Per capire la situazione creatasi con l’attuale epidemia bisogna certamente entrare nei particolare di disposizioni e ordinanze, ma anche assumere uno sguardo di ampia portata che ci permetta di vedere l’insieme di quanto sta accadendo. Altrimenti si rischia di perdere la rotta e venire deviati passo dopo passo. Con questo scopo abbiamo posto alcune domande al professor Giovanni Turco, filosofo della politica e del diritto di fama internazionale, docente all’Università di Udine.

Secondo alcuni osservatori, il blocco delle attività produttive è stata una misura eccessiva. Tanto più che, con ogni probabilità, bisognerà farle ripartire senza che la situazione epidemica sia sotto controllo.
Le misure adottate, non solo in Italia, mi sembra possano definirsi come un blocco della vita sociale, e non soltanto come un blocco delle attività produttive.
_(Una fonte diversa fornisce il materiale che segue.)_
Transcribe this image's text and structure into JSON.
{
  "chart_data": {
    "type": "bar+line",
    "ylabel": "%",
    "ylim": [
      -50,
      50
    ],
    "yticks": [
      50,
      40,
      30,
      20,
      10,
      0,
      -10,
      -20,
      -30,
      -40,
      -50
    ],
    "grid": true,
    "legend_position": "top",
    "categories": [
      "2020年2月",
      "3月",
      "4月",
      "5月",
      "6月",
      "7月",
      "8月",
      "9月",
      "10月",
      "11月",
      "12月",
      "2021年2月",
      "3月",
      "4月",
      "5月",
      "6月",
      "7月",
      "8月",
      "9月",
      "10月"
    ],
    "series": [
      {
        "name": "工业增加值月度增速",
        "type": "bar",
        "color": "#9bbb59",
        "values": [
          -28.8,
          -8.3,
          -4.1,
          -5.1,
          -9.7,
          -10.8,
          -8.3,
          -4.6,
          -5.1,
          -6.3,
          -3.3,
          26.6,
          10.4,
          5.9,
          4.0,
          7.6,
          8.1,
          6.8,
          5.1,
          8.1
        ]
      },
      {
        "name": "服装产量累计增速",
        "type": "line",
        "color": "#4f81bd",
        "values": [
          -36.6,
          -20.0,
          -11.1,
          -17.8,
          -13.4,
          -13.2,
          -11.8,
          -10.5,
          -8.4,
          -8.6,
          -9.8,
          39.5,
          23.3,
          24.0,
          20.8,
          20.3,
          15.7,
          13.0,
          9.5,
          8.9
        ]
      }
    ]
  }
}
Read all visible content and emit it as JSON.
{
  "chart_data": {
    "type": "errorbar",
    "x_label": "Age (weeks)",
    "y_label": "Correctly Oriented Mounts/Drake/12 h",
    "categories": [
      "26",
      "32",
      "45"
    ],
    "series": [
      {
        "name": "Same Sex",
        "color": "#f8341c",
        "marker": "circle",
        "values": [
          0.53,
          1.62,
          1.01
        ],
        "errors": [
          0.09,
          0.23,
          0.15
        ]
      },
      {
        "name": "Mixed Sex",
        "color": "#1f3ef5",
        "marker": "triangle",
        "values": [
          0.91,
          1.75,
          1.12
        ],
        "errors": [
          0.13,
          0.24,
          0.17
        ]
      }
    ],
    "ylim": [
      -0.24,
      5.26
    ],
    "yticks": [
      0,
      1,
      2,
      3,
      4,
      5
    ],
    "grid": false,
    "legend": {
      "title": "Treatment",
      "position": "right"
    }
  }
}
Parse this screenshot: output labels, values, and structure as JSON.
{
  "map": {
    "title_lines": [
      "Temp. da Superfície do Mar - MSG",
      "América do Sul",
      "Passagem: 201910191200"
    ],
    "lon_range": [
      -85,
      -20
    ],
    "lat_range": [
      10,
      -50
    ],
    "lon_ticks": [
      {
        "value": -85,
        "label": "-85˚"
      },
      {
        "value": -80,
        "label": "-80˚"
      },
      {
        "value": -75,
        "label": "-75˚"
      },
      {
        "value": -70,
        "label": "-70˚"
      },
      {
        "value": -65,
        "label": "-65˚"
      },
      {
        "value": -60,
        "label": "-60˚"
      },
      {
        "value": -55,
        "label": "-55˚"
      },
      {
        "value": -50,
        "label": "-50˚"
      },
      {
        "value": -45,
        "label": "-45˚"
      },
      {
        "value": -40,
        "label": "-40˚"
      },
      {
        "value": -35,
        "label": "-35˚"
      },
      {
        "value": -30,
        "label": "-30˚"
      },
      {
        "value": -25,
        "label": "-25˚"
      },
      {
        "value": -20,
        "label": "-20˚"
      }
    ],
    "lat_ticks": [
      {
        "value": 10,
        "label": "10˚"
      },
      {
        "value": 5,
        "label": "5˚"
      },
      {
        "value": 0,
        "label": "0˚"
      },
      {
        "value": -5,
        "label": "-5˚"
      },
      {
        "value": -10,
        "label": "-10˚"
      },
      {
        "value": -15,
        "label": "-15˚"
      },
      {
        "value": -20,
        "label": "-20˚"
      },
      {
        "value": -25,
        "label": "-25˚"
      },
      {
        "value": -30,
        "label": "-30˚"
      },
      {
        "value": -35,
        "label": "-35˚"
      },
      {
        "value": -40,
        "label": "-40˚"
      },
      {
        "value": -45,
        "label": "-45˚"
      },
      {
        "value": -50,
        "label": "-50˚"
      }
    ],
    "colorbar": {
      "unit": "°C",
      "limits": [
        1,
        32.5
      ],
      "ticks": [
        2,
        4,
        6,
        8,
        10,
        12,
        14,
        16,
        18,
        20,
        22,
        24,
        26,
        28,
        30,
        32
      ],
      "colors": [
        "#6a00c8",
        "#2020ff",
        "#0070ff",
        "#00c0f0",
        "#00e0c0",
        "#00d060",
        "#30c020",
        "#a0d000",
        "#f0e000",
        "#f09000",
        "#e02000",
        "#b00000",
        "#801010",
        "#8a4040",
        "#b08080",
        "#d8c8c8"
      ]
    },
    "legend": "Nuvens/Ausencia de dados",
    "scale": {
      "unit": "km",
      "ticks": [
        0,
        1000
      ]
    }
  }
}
Esse hanno stabilito, non semplicemente la cessazione forzata di buona parte della produzione, del commercio e dei servizi, ma hanno imposto alla gran parte della popolazione la segregazione forzata presso il proprio domicilio o addirittura nell’ambito del comune nel quale ci si è trovati al momento dell’entrata in vigore dei provvedimenti, salvo eccezioni fissate minuziosamente dalle stesse norme. Tali misure hanno imposto divieti che potrebbero essere tipizzati come il “divieto di incontro”, anche tra congiunti all’interno dello stesso comune, il “divieto di deambulazione” nelle strade, il “divieto di fare acquisti alimentari presso un rivenditore diverso da quello ubicato il più possibile vicino alla propria abitazione”. A riguardo c’è chi è giunto a parlare di “arresti domiciliari” generalizzati. A riguardo stupiscono, o meglio inducono ad interrogarsi, almeno tre elementi fattuali. Il primo: tali provvedimenti hanno un carattere obiettivamente inedito. Mai nella storia il sopraggiungere delle epidemie aveva portato a misure tanto massivamente segregazioniste, imposte dai poteri costituiti. Anche se le risorse sanitarie nei decenni e nei secoli passati erano di gran lunga meno efficaci di quanto non lo siano quelle attuali. Anche di fronte alle catastrofi e alle guerre, la vita sociale non era mai stata paralizzata per decreto. Continuava, come poteva. Anzi era considerato – giustamente – apprezzabile non abbandonare la propria attività (religiosa, professionale, produttiva …).
Secondo elemento: tali provvedimenti di segregazione sociale sono stati imposti, di fatto, in un clima pressoché unanimistico, nel quale è stato in discussione solo il “come”, ma mai il “che cosa”. In fondo, l’unica variante nel dibattito non ha riguardato la possibilità, ma solo la quantità del segregazionismo. La risposta segregazionista è stata assunta come un dogma (laicissimo, ovviamente), posto per lo più fuori discussione. Almeno nel dibattito politico.
Terzo elemento: tutta una serie di garanzie delle libertà individuali, date per acquisite in quanto indicate come tutelate dalla gerarchia delle fonti normative, è stata sospesa con grande facilità. Non modificando la Costituzione, neppure mediante una legge ordinaria, ma semplicemente (almeno in esordio) mediante atti del governo. Ed è singolare che anche su questo punto non si sia registrato alcun dibattito di rilievo, né dottrinale, né politico, se si eccettuano singole voci dissenzienti.             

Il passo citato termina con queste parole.